Me:  The world and US citizens deserve better
Abas:  call mi
Me:  Call you what? A dreamy eyed exploited kid?
Abas:  take my phone 0027724095164
Me:  Did you really have any other choices than to join the Mil?
Abas:  call mi now
Me:  It is not like you could have gotten a good job in the US without Mil service...
Me:  And even then it can be a crap shoot.
Me:  But try to land a corporate job without mil service....
Me:  You are going to be saying , "you want fries with that?"
Me:  Well, there is the option of going deep into debt and taking a chance a degree might help. Then you may get upper management at walmart.
Me:  Is this the US you want?
Me:  You know, you will leave me this afternoon, but my words will always be with you.
Me:  Now let me get back to my writing.
Me:  Please do salute your commander for me. And do something nice for him. He had a family to raise. Choices are tough.
Abas:  stop stop plz

Monday, January 20, 2014


Me:  Nice to meet you also
ahmed:  could we are friends?
Me:  Of course.
Me:  I wish I had 1000000
ahmed:  where do you live in USA?
Me:  One more is toward that goal
ahmed:  you like to meet
Me:  Wow, I just read your profile. You are SHORT!
ahmed:  what?
Me:  Are you a jockey?
ahmed:  why?
Me:  You are SHORT!
ahmed:  what is problem?
Me:  Nothing.
Me:  Midgets are cool
Me:  David Lee Roth uses them all the time in videos
ahmed:  and ALLAH create me
Me:  Just like really tall people they draw attention
Me:  Very useful
ahmed:  ok
ahmed:  you want muslims or tall
Me:  but Midgets would work better for videos and thus why David uses them I suppose
ahmed:  ok
Me:  So where do you hang out on the web
ahmed:  thank you
ahmed:  bye
Me:  Ok.
Me:  Bye
Me:  Nice to meet you.
ahmed:  i am in USA
Me:  I look forward to hearing your oppinions on facebook and twitter
Me:  It says you are in Eypt
ahmed:  yes
ahmed:  but i will come there
Me:  So are you in Egypt or USA
ahmed:  in Egypt
ahmed:  and i will come there
Me:  Well, when you visit be sure and post pics I will comment on them and repost them for you
Me:  What's your twitter ID?
ahmed:  what do you mean?
Me:  Or are you a tunblr sort
Me:  I hate the Tumblr sorts
ahmed:  i do not have
Me:  What is wrong with you why do you not have anything?
ahmed:  ok
ahmed:  byeeeeeeeeeee
Me:  Are you a stalker. lol
Me:  Or a criminal
Me:  lol
Me:  I bet you are part of Anonymous
ahmed:  i am officer
Me:  !!!!!
Me:  A police officer?
Me:  Cool
ahmed:  air force
Me:  I have ALOT of police officers on my facebook feed.
Me:  Ahhh Air force
Me:  Cool
ahmed:  technician
Me:  Cool
Me:  I have some friends in NSA
Me:  lol
ahmed:  ok
Me:  not a friod slip
Me:  I look forward to seeing your facebook
ahmed:  why you come to Muslima what is your goal?

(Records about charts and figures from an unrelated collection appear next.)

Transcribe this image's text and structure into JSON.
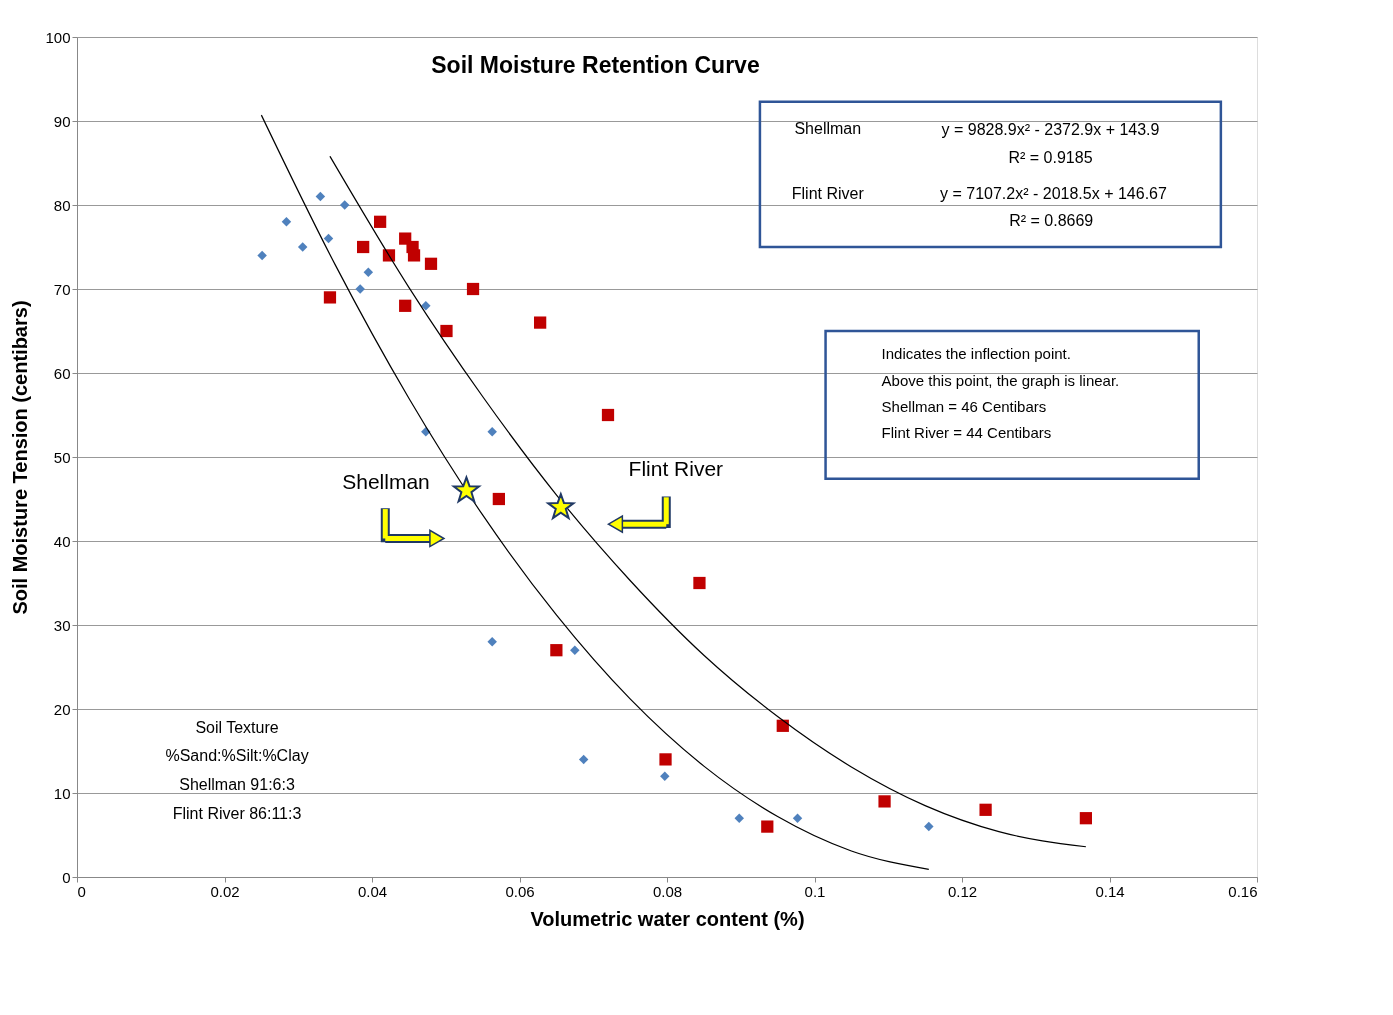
{
  "chart_data": {
    "type": "scatter",
    "title": "Soil Moisture Retention Curve",
    "xlabel": "Volumetric water content (%)",
    "ylabel": "Soil Moisture Tension (centibars)",
    "xlim": [
      0,
      0.16
    ],
    "xticks": [
      0,
      0.02,
      0.04,
      0.06,
      0.08,
      0.1,
      0.12,
      0.14,
      0.16
    ],
    "ylim": [
      0,
      100
    ],
    "yticks": [
      0,
      10,
      20,
      30,
      40,
      50,
      60,
      70,
      80,
      90,
      100
    ],
    "grid": "y",
    "series": [
      {
        "marker": "diamond",
        "color": "#4f81bd",
        "x": [
          0.0251,
          0.0284,
          0.0306,
          0.033,
          0.0341,
          0.0363,
          0.0384,
          0.0395,
          0.0473,
          0.0473,
          0.0563,
          0.0563,
          0.0675,
          0.0687,
          0.0797,
          0.0898,
          0.0977,
          0.1155
        ],
        "values": [
          74,
          78,
          75,
          81,
          76,
          80,
          70,
          72,
          68,
          53,
          53,
          28,
          27,
          14,
          12,
          7,
          7,
          6
        ]
      },
      {
        "marker": "square",
        "color": "#c00000",
        "x": [
          0.0343,
          0.0388,
          0.0411,
          0.0423,
          0.0445,
          0.0455,
          0.0457,
          0.0445,
          0.048,
          0.0501,
          0.0537,
          0.0572,
          0.0628,
          0.065,
          0.072,
          0.0798,
          0.0844,
          0.0957,
          0.0936,
          0.1095,
          0.1232,
          0.1368
        ],
        "values": [
          69,
          75,
          78,
          74,
          76,
          75,
          74,
          68,
          73,
          65,
          70,
          45,
          66,
          27,
          55,
          14,
          35,
          18,
          6,
          9,
          8,
          7
        ]
      },
      {
        "type": "line",
        "line_style": "solid",
        "marker": "none",
        "color": "#000000",
        "x": [
          0.025,
          0.035,
          0.045,
          0.055,
          0.065,
          0.075,
          0.085,
          0.095,
          0.105,
          0.1155
        ],
        "values": [
          90.7,
          72.9,
          57.0,
          43.1,
          31.2,
          21.2,
          13.2,
          7.2,
          3.1,
          0.9
        ]
      },
      {
        "type": "line",
        "line_style": "solid",
        "marker": "none",
        "color": "#000000",
        "x": [
          0.0343,
          0.045,
          0.055,
          0.065,
          0.075,
          0.085,
          0.095,
          0.105,
          0.115,
          0.125,
          0.1368
        ],
        "values": [
          85.8,
          70.2,
          57.2,
          45.5,
          35.3,
          26.4,
          19.1,
          13.1,
          8.5,
          5.4,
          3.6
        ]
      },
      {
        "marker": "star",
        "color": "#ffff00",
        "x": [
          0.0528,
          0.0656
        ],
        "values": [
          46,
          44
        ]
      }
    ],
    "annotations": [
      "Shellman",
      "Flint River",
      "Shellman",
      "y = 9828.9x² - 2372.9x + 143.9",
      "R² = 0.9185",
      "Flint River",
      "y = 7107.2x² - 2018.5x + 146.67",
      "R² = 0.8669",
      "Indicates the inflection point.",
      "Above this point, the graph is linear.",
      "Shellman  = 46 Centibars",
      "Flint River  = 44 Centibars",
      "Soil Texture",
      "%Sand:%Silt:%Clay",
      "Shellman 91:6:3",
      "Flint River 86:11:3"
    ]
  }
}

Me:  You will get along great with my friends
ahmed:  what?
Me:  I fullfil my obligations for being availed fo marriage at Muslima
ahmed:  i do not understand you
Me:  You will get along great with my friends
Me:  Where do you and your friends hang out?
ahmed:  i do not know
Me:  Are you like an Omgle?
Me:  I hate Omgle
Me:  What???!
Me:  How can you not know where you and your friends hang out?
Me:  Every one has friends.
ahmed:  i think you hate muslims
Me:  At least family
Me:  I think maybe you are an ignorant freak
ahmed:  good bye
Me:  a weird midget that has no friends
Me:  that has toreets
Me:  lol
Me:  You must have had a bad time in the womb.
Me:  lol
Me:  Now come on now quit being so angry
Me:  We all know most likely you are not a weird midget that says wrong things at wrong times
Me:  OMG this has to be one of the best IMs EVER.
Me:  This should be published! lol
Me:  You want a link after I publish it?
Me:  I bet we'll make 9gag! ;)
Me:  lol
Me:  Where did you go?
Me:  did you run away?
Me:  That is not the way to make friends. Shame on you!